Cardiotoxicity Secondary to Immune Checkpoint Inhibitors in the Elderly: Safety in Real-World Data

Cancers (Basel). 2023 Aug 28;15(17):4293. doi: 10.3390/cancers15174293.

Abstract

Introduction: Immunotherapy represents a key pillar of cancer treatments, with high response rates and long survival. Its use is increasing, mainly at the expense of the geriatric population due to the ageing of this population. However, despite its benefit, its safety in certain areas such as cardiotoxicity is largely unknown. The aim of this study is to assess the safety of immunotherapy in elderly patients using real-world data.

Methods: This is an ambispective study of patients ≥ 70 years old with solid tumours who were treated with immunotherapy at the University Hospital of Salamanca. Cardiotoxicity was assessed using the CTCAEv5.0 criteria.

Results: In total, 195 patients were included (76.9% male and 23.1% female), with a mean age of 75 years [70-93]. The percentage of patients with cardiotoxicity was 1.54%; 1.35% of patients with previous heart disease were diagnosed with cardiotoxicity, and 1.65% of those without previous heart disease were diagnosed with cardiotoxicity. The median time from the initiation of treatment until the cardiac event was 45 days [14-96]. The most frequent toxicity was myocarditis in 66.7% of patients, followed by arrhythmias in 33.3% of patients.
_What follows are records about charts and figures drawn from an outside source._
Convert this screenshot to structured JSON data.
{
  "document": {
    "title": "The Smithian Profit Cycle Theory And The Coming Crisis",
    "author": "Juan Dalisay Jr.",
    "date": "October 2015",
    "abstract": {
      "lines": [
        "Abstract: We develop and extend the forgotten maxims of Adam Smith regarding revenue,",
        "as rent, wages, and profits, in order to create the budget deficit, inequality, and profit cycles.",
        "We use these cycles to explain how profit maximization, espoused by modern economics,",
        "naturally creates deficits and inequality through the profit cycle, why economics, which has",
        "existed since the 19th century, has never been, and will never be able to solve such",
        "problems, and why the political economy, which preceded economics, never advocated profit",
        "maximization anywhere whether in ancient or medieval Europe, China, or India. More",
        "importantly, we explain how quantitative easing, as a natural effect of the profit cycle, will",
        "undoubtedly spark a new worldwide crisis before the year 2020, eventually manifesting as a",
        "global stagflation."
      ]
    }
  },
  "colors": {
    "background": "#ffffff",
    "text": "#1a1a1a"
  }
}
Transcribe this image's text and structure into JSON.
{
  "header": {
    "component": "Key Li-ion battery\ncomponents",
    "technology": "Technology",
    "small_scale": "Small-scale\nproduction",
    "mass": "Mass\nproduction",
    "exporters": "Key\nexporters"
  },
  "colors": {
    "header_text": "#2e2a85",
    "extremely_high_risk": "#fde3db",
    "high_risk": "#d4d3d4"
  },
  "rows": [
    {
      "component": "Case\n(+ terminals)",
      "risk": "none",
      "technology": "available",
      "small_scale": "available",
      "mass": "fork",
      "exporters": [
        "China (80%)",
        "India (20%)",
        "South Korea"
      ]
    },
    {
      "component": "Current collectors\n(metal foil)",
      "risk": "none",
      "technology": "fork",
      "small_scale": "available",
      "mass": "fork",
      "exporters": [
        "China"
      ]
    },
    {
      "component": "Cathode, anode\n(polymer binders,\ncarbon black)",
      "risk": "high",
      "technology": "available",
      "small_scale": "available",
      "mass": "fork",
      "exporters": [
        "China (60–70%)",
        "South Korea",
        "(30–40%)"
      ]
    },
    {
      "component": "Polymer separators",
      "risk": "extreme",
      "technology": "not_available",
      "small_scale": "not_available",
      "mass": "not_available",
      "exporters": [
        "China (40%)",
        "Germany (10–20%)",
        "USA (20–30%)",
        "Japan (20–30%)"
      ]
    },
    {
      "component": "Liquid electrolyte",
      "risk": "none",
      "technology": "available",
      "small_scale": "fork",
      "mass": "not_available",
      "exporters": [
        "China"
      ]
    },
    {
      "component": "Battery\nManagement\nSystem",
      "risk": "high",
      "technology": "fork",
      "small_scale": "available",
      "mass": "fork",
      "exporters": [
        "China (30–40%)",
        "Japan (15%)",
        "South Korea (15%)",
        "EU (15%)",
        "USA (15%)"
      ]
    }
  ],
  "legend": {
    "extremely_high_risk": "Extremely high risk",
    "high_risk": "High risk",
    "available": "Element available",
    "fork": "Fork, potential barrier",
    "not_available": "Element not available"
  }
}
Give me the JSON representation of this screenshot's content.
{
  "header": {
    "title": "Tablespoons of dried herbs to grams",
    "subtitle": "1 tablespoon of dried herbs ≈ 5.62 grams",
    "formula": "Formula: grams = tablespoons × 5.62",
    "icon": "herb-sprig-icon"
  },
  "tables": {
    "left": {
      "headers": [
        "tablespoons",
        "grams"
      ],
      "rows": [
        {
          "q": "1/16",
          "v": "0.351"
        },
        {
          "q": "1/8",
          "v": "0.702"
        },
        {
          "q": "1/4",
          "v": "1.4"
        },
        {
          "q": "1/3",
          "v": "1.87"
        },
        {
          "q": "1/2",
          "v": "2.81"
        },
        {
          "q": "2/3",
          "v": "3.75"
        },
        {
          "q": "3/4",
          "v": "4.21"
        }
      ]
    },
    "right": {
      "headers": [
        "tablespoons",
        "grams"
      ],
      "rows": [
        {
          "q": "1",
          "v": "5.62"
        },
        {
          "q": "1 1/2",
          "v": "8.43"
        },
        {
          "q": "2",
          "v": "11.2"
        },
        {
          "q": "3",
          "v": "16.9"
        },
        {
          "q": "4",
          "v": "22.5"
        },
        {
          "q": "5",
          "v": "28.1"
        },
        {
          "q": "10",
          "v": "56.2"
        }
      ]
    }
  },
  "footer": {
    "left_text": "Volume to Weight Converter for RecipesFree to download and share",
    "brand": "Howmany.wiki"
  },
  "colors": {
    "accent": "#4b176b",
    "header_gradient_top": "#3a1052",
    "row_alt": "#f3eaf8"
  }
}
Conclusions: Immunotherapy is shown to be a safe treatment in elderly cancer patients in terms of cardiotoxicity. The event rate shows no difference between patients with or without cardiac comorbidity.

Keywords: cardiotoxicity; elderly; immune checkpoint inhibitors; immunotherapy; real-word data.

Grants and funding

This research received no external funding.